“You’ve got it all there, boy—goes straight up, comes straight down, it’s a wonder—” Colonel Wiljohn’s excited voice croaked to a dismayed gasp.
She was coming down—but in pieces. So great was the power of the gyroscopic whirl that the wings of the plane beneath them broke asunder under the force of the air streams hurled down. The whole little model crashed downward in a wrecked mass.
Week after week, Hal Dane pursued his patient experimenting. He tried two rotors, one above the other and traveling in opposite directions, with the idea of equalizing balance to the nth degree. It did not work; it only complicated matters more. He made shorter, the already short, fixed under-wings, and tipped up their ends. Still the strain was unrelieved, still the mechanism tore to pieces under that whirling force. At last Hal got at the root of the matter—it was too much power hurled down by the gyroscope. By degrees, he learned to decrease the size of the air slots in the gyroscopic instruments, learned to shoot the air stream in a more gradual manner until he achieved just the amount to power the controls, and yet not break them.
When Colonel Wiljohn watched Hal’s final model make its beautiful straight ascent, and settle down with an equally beautiful vertical descent, this veteran of aviation manufacturing stood long, gazing out with dreamy eyes. Finally he turned. “Hal Dane,” he said, “I’ve been seeing a dream picture in the sky; it’s the dream city all our artists have been painting ever since the Wrights flew their first plane off Kill Devil Hill. In this pictured city-to-be, airplane terminals are built right upon the roofs of high down-town buildings; every little home has its private landing field upon its own rooftop; big planes, little planes swoop straight up without ever a wasted acre of runway. Until this minute, we have never been an inch nearer that marvelous goal than we were twenty-seven years ago. Suddenly you open up a new world in aviation. Come over to the office and let’s talk business.”
Behind his familiar desk with its papers strewn comfortably to hand, Colonel Wiljohn took up the conversation again.

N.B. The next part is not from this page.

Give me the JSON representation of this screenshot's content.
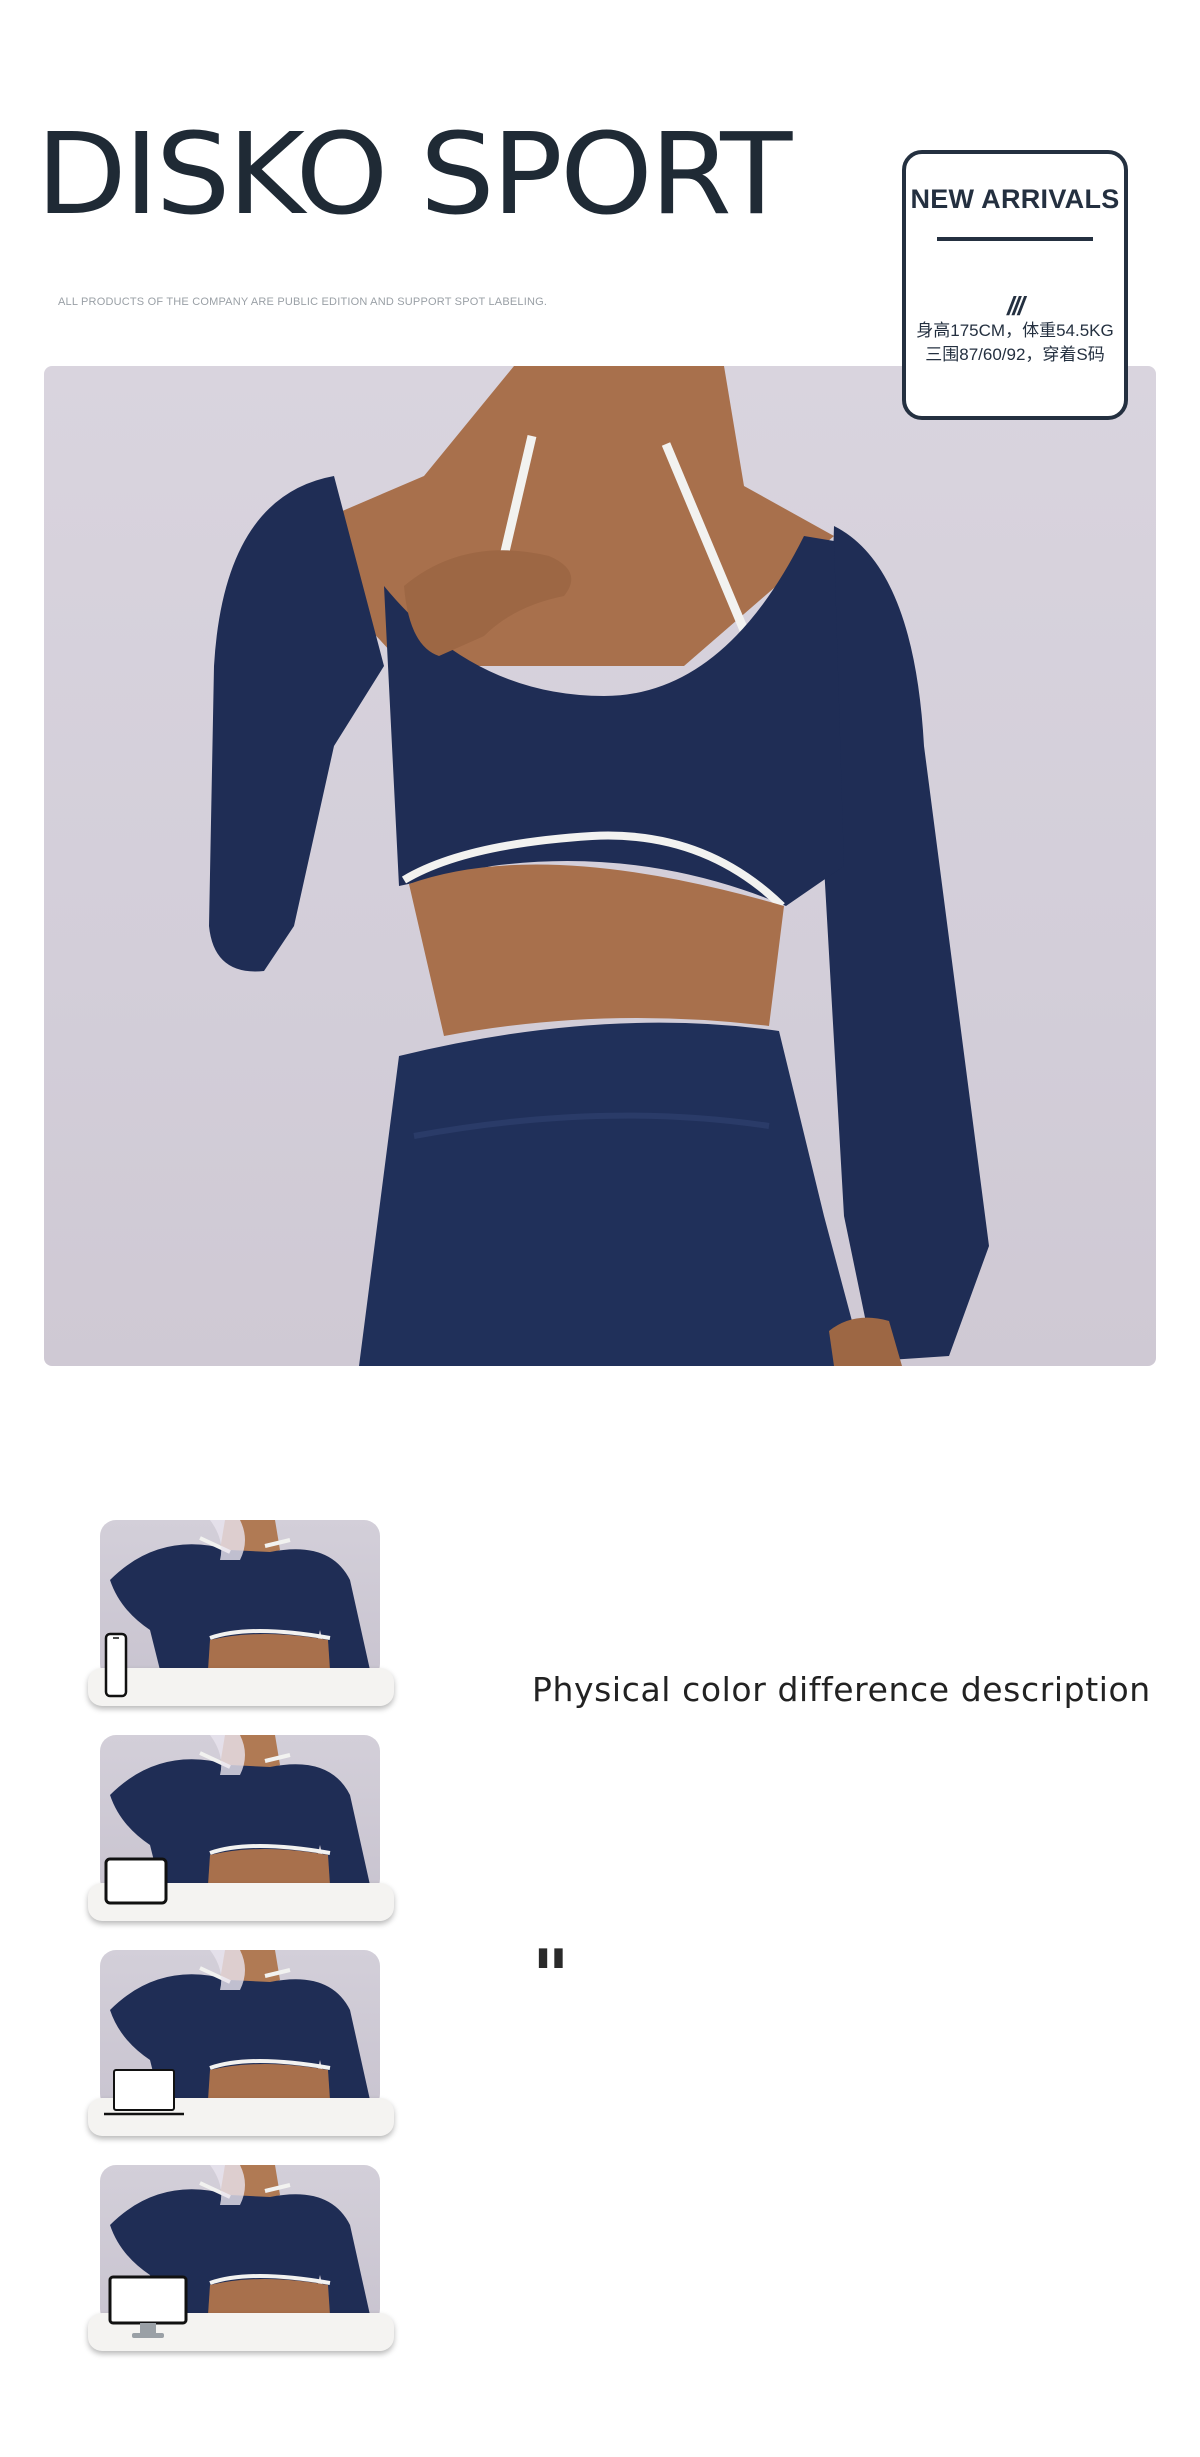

“This gyroscope idea is all your own, you have worked it out well in model. To put it into a practical, working-sized plane will take money. In fact you will need a great deal of money—which you haven’t got. To a degree, I am a man of wealth. But at present, my factories need a stirring advertising campaign, something to turn the eyes of the world towards us. The Bojer Works, and others that turn out planes inferior to ours, are by their daring advertisements deflecting part of our natural business to themselves.” The Colonel’s hands crumpled some papers in a tense grasp. He paused a moment, as though to get a grip on himself, then went on. “For our plant to build the plane that wins the great Onheim Prize—ah, that would be unexcelled advertising for us! We will put up the money and the factory experience to build your model into its completed practical form. You will fly it and win the prize. Your model must win—it’s the biggest idea born in the last twenty years! The Onheim twenty-five thousand dollars will be yours! The right to build planes after your model will be ours, but with a per cent of the profits coming to you. Do you agree?”
“I—yes—no—” Hal Dane was struggling with eagerness and hesitation. “You are more than generous in your offer. Build the gyroscope plane and I will fly it for you in the Onheim Contest—fly it to win for you. But the Onheim Prize is not what I want—I, oh,—this is what I want—” Hal pulled from his inner pocket a ragged clipping. The newspaper date that headed it was three years old. “This is what I want to win, the Vallant Prize for the first non-stop flight across the Pacific—”
“That,” Colonel Wiljohn rose to his feet, his face hardening, “that offer ought to be forced into a recall by the government of this country. It is a feat, not only impractical, but impossible of accomplishment. Already the Vallant twenty-five thousand has lured a number of our best flyers to their deaths. There was young Orr, and Jim Hancock, and—”
“It was lack of preparation that killed those flyers.” Hal was on his feet, too, defending his most cherished plan, his dream of a great Western flight. “They tried to do it in a mere average land plane, over-weighted with nonessentials, not enough space for extra fuel and the like. They hadn’t planned and dreamed an ocean-flight plane for years and years. Wait, just a moment—” and Hal Dane slipped out of the office.
When he came back, breathless from running, he bore in his hands the little model of the long-winged silver ship that had hung in his room where he could lay eyes on it the minute he opened his door.